Imago Theatre’s “Lumen Odyssey” Is Canceled Due to COVID-19

The ambitious sci-fi play is grounded for now, but may achieve liftoff next season.

Lumen Odyssey (Imago Theatre)

Another day, another Portland theater production canceled thanks to the pandemic.

Imago Theatre has announced that its science-fiction play Lumen Odyssey (an original script by the company’s artistic directors, Jerry Mouawad and Carol Triffle) has been canceled due to COVID-19.

The trouble began last Saturday, when an unidentified cast member tested positive for COVID. Imago initially said it would only cancel the Sept. 10, 11 and 15 performances, but ultimately decided to cancel the entire run of the show (the company did not say if additional actors had tested positive).
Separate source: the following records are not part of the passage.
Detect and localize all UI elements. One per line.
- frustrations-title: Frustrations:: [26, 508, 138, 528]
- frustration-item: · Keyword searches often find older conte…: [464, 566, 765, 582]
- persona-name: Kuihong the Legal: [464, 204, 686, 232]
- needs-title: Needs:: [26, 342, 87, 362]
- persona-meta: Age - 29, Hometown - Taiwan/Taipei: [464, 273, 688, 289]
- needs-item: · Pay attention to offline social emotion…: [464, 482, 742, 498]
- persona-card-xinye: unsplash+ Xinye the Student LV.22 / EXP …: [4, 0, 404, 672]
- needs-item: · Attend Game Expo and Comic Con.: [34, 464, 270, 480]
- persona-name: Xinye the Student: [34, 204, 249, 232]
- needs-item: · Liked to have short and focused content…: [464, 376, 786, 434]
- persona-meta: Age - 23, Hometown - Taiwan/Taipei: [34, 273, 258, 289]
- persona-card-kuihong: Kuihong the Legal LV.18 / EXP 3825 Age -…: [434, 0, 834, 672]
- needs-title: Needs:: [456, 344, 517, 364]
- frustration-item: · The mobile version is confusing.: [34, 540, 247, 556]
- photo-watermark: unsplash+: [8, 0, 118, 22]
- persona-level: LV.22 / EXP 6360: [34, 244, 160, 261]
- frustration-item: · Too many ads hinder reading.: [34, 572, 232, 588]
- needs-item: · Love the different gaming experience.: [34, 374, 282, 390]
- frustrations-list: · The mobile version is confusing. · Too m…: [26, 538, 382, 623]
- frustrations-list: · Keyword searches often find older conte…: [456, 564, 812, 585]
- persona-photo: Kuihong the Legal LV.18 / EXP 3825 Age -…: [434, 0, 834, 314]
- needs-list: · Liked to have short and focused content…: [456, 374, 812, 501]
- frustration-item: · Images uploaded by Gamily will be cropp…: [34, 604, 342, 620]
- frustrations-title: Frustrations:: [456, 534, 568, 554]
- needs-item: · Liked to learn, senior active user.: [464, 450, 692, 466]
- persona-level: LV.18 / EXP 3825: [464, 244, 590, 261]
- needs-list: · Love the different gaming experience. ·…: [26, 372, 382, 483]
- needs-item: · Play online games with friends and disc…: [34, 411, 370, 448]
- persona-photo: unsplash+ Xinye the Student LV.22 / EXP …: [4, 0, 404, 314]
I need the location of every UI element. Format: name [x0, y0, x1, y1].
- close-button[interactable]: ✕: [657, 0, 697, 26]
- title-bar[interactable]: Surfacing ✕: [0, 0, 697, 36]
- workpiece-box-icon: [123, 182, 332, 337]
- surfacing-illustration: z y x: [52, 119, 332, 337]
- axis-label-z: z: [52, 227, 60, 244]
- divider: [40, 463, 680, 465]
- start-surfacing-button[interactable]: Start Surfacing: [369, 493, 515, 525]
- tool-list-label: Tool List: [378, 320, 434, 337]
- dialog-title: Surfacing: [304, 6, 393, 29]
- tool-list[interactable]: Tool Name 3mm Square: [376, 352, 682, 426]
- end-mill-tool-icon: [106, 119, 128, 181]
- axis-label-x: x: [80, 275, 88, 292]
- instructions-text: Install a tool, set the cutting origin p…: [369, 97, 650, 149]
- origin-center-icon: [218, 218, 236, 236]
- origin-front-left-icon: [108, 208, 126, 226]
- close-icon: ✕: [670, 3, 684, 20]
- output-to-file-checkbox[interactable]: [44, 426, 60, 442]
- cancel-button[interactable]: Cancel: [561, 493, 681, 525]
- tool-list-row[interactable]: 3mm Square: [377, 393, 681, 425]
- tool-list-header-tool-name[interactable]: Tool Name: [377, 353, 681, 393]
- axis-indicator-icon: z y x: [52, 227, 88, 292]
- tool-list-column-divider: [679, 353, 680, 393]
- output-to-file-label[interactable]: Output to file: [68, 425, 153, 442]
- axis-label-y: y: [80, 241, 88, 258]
In an email to patrons, Mouawad, Triffle and the rest of the company’s staff said people who purchased tickets for the play have three options: use them for an upcoming Imago show through 2023, receive a refund, or make a donation.

The email also offered some hope that the voyage of Lumen Odyssey, which opened Sept. 9, might not be over just yet: “The opening of this show received a very positive response and we are planning on reviving the production next season.”

Imago has previously described Lumen Odyssey as being set in “an allegorical realm incorporating existential inspection, spiritual redemption, and familial tensions as a mother and a daughter rocket to distant galaxies as they work to get closer to each other.”

In an interview released by Imago, Mouawad (who also directed the production) emphasized that the play is deliberately cryptic.

“It’s even evasive to me,” he said. “I don’t know what it is, but what I do know is what it should not be. I think that’s my role as a director: to find what it should not be and then what is left is the play.”